Czemu doznaję wewnętrznej katuszy?
Czemu mój rozum kryją ciemne chmury?
A serce tłoczy smutek tak ponury,
Że duszę wprawia jakoby w konanie,
Czemu Cię w sercu nie odczuwam, Panie?!
Wokoło mej duszy krążą straszne mary
Okropnych pokus - zwątpienia, niewiary.
O, Boże! Czy już nigdy nie zagości
W mym biednym sercu promień Twej miłości?
Czy już nie doznam Twej Boskiej opieki?
Czym Cię, o Panie, straciła na wieki?!
Jeszcze do Nieba zwracam głos, o Panie,
Lecz ono zda się głuche na wołanie
Dobywające się z duszy w cierpieniu.
Czy długo mam tak trwać w tym opuszczeniu.

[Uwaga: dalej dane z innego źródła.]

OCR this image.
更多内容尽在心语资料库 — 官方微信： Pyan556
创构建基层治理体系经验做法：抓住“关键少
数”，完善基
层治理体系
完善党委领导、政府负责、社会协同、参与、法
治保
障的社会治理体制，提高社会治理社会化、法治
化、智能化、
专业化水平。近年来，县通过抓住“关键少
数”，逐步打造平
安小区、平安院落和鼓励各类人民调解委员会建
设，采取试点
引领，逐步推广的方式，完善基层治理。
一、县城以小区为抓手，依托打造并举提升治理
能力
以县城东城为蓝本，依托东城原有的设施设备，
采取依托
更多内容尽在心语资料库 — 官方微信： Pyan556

Gdybym wiedziała, że ono z miłości
Twojej pochodzi, nie z mej niewierności,
Chętnie do śmierci w tym bólu bym trwała,
Gdybym w mym sercu tę pociechę miała.
Lecz właśnie na tym uczuciu mi zbywa,
Dlatego oschłość moja tak dotkliwa,
Dlatego płynie z głębi mojej duszy
Bolesna skarga, może ona skruszy,
Może roztopi lód obojętności
I znów powróci - złoty czas miłości.
Żeby odzyskać stracone skupienie,
To obwaruję tak silnie sumienie,
Że żadne pyłek grzechu nie zagości
W nim, a tak mimo wewnętrznej oschłości
Będę spełniała Twą wolę, o Panie!
Choćbyś do śmierci przedłużył konanie,
Wsparta Twą łaską - będę trwać przy Tobie,
Aż członki moje złożą w zimnym grobie.
Wtenczas ma dusza z ciała rozwiązana
Z czyśćca na ziemi wzniesie się do Pana.
Wtenczas nie pomna na ziemskie oschłości,
Śpiewać tam będzie wieczną pieśń miłości.

11.02.1915 r.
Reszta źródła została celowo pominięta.